On a continué évidemment ! Dernièrement, on a rencontré Stéphane Viry, député LR des Vosges, un élu de notre département (mais pas de notre circonscription). Il s’est montré compréhensif. Il a adressé en mai 2019 un courrier pour proposer au ministre Jean-Michel Blanquer l’organisation d’un événement sur le sujet. À ce jour, toujours pas de réponse. Les pouvoirs publics ont du mal à se saisir et à s’emparer des enjeux des HPI.
« Créer ensemble des passerelles »
En outre, l’été dernier, j’ai été contacté par une maman du collège dont le fils est également HPI. Elle souhaitait qu’il se passe quelque chose, car ces enfants ont du mal à trouver leur place et les équipes pédagogiques à saisir comment ils fonctionnent et à répondre à leurs besoins spécifiques.
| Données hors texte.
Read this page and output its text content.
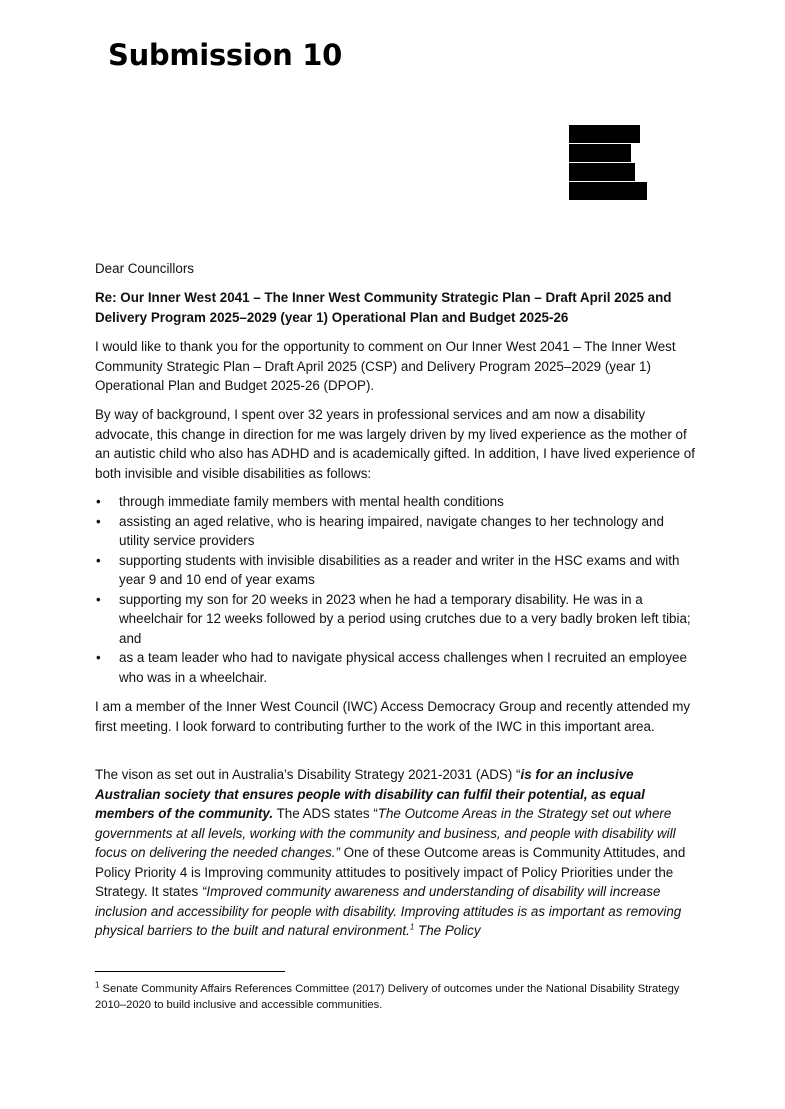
Submission 10

Dear Councillors

Re: Our Inner West 2041 – The Inner West Community Strategic Plan – Draft April 2025 and Delivery Program 2025–2029 (year 1) Operational Plan and Budget 2025-26

I would like to thank you for the opportunity to comment on Our Inner West 2041 – The Inner West Community Strategic Plan – Draft April 2025 (CSP) and Delivery Program 2025–2029 (year 1) Operational Plan and Budget 2025-26 (DPOP).

By way of background, I spent over 32 years in professional services and am now a disability advocate, this change in direction for me was largely driven by my lived experience as the mother of an autistic child who also has ADHD and is academically gifted. In addition, I have lived experience of both invisible and visible disabilities as follows:

• through immediate family members with mental health conditions
• assisting an aged relative, who is hearing impaired, navigate changes to her technology and utility service providers
• supporting students with invisible disabilities as a reader and writer in the HSC exams and with year 9 and 10 end of year exams
• supporting my son for 20 weeks in 2023 when he had a temporary disability. He was in a wheelchair for 12 weeks followed by a period using crutches due to a very badly broken left tibia; and
• as a team leader who had to navigate physical access challenges when I recruited an employee who was in a wheelchair.

I am a member of the Inner West Council (IWC) Access Democracy Group and recently attended my first meeting. I look forward to contributing further to the work of the IWC in this important area.

The vison as set out in Australia’s Disability Strategy 2021-2031 (ADS) “is for an inclusive Australian society that ensures people with disability can fulfil their potential, as equal members of the community. The ADS states “The Outcome Areas in the Strategy set out where governments at all levels, working with the community and business, and people with disability will focus on delivering the needed changes.” One of these Outcome areas is Community Attitudes, and Policy Priority 4 is Improving community attitudes to positively impact of Policy Priorities under the Strategy. It states “Improved community awareness and understanding of disability will increase inclusion and accessibility for people with disability. Improving attitudes is as important as removing physical barriers to the built and natural environment.$^1$ The Policy

$^1$ Senate Community Affairs References Committee (2017) Delivery of outcomes under the National Disability Strategy 2010–2020 to build inclusive and accessible communities.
Qu’avez-vous imaginé pour ces enfants ?
À la rentrée dernière, on a formé un collectif de parents dont l’objectif n’est pas, j’insiste, de s’opposer, de critiquer l’équipe pédagogique. Il s’agit de créer ensemble des passerelles avec les profs et de leur donner le mode d’emploi de ces élèves, mettre en place des outils pour ne laisser aucun enfant sur le bord de la route. Certains jeunes sont étiquetés « perturbateurs », d’autres s’autocensurent n’osant pas montrer leurs savoirs, et s’effacent. On a lancé un atelier pour les HPI au sein du collège. C’est un temps pour eux, ils échangent, font tomber le masque, se déchargent, partagent leurs astuces. Et cela leur permet de mieux se connaître.
« Ce qu’il y a dans la tête des HPI »
Qui anime cet atelier ?
On ne voulait pas une personne étiquetée « psychologue » ou « professionnelle ». On souhaitait une personne crédible pour les enfants, et on a pensé à Jérôme. Depuis plusieurs années, il aide Pauline avec plaisir. Et il sait mieux que quiconque ce qu’il y a dans la tête d’un « zèbre ». Au début, il a hésité – c’est une lourde responsabilité. Il se demandait s’il en était capable, car chaque enfant a sa spécificité. Par ailleurs, il aime rester dans l’ombre, s’exposer n’est pas dans sa nature. Mais il s’est fait violence et a accepté. Il mesure le potentiel des jeunes pas forcément exploité. Et il a observé les parents démunis et impuissants.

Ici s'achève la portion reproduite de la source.